Title: Tender Is the Flesh
Author: Agustina Bazterrica, translated by Sarah Moses
From the back: It all happened so quickly. First, animals became infected with the virus and their meat became poisonous. Then, governments initiated the Transition. Now, ‘special meat’ – human meat – is legal.
Marcos is in the business of slaughtering humans only no one calls them that. He works with numbers, consignments, processing. One day, he’s given a gift to seal a deal: a specimen of the finest quality. He leaves her in his barn, tied up, a problem to be disposed of later.
But the specimen haunts Marcos. Her trembling body, her eyes that watch him, that seem to understand. And soon, he becomes tortured by what has been lost – and what might still be saved…

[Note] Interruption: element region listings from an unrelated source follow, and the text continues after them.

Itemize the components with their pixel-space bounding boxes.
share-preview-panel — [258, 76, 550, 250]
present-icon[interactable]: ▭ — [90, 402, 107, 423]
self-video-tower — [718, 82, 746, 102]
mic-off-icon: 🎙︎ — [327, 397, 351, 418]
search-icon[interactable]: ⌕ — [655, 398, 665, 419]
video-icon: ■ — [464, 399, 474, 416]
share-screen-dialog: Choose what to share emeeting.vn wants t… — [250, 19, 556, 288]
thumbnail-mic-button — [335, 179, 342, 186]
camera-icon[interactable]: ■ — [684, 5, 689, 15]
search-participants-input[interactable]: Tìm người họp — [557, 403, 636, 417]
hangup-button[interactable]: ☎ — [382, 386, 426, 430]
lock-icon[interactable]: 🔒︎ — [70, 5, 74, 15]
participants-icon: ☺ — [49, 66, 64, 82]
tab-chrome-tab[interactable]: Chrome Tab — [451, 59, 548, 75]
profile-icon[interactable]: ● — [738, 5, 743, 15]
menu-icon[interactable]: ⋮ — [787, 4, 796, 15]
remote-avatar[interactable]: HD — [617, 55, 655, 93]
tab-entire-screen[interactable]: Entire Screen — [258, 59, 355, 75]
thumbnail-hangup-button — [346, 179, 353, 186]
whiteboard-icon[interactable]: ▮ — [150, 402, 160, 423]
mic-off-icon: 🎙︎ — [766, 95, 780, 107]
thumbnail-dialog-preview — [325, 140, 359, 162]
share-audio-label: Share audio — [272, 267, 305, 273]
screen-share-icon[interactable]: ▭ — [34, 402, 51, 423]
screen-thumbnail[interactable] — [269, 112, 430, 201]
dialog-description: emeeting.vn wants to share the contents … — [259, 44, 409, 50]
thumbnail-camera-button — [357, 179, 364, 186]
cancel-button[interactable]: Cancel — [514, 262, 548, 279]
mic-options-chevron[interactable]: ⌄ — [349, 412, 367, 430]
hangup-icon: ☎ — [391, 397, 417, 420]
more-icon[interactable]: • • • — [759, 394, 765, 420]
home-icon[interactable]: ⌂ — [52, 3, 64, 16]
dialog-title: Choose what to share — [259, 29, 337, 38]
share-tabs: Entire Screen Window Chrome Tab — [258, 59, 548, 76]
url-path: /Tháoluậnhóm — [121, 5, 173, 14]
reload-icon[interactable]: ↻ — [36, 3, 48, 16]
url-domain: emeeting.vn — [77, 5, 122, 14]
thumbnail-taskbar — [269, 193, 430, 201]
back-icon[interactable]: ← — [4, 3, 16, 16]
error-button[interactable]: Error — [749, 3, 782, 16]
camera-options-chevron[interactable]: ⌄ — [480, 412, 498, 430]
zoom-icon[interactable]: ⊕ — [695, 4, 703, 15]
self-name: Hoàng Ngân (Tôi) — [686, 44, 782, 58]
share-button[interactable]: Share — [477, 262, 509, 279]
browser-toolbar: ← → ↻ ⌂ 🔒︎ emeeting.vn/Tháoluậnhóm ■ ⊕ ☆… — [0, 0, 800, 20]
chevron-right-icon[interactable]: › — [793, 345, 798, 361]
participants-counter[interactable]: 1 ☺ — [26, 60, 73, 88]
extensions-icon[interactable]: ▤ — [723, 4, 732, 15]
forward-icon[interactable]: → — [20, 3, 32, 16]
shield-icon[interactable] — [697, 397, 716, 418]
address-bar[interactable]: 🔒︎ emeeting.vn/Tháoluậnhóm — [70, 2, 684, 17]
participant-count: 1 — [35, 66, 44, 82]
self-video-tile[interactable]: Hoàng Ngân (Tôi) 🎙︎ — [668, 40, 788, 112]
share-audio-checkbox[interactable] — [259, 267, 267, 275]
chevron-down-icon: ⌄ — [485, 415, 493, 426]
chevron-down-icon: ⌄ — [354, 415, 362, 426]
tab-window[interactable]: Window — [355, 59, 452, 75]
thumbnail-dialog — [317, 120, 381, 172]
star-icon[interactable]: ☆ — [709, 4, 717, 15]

The gist: This book is possibly one of the most horrific books I’ve ever read. There’s not many books where I’m scared to turn the page to see what happens next, but Tender is the Flesh had me reading through my fingers and gave me chills to the core.
This book is graphic yet clinical. It’s the horror of the business of animal slaughter made so clear you can’t turn away. What is particularly effective, beyond the clinical way that Bazterrica presents the slaughter of humans, the production line of death, is the focus on how language can humanize or dehumanize. How words are an important tool to shape attitudes and to sanitise actions. How words present people with a frame for humanity, for consciousness, and how those words are used to excuse and justify acts that would go way beyond most moral lines.
As someone who currently eats meat but has periodically been vegetarian, this book took a knife to the clash between my feelings about eating meat and my actions of eating meat and twisted it. It played on a certain cognitive dissonance inside me and made me feel uncomfortable, made me mentally and physically squirm. That sort of discomfort is a good thing, and one that I may well need to address again going forwards. I’m not sure a book has ever made me feel something quite as physical as Bazterrica’s Tender is the Flesh did. I highly recommend it—brutal, clinical, and horrific.
Favourite line: The words are there, encapsulated. They’re rotting behind the madness.
Read if: You want a book that pulls no punches, that drags you mercilessly and clinically through a dystopia that will chill you to the bone.
Read with: A vegetarian meal-plan to hand.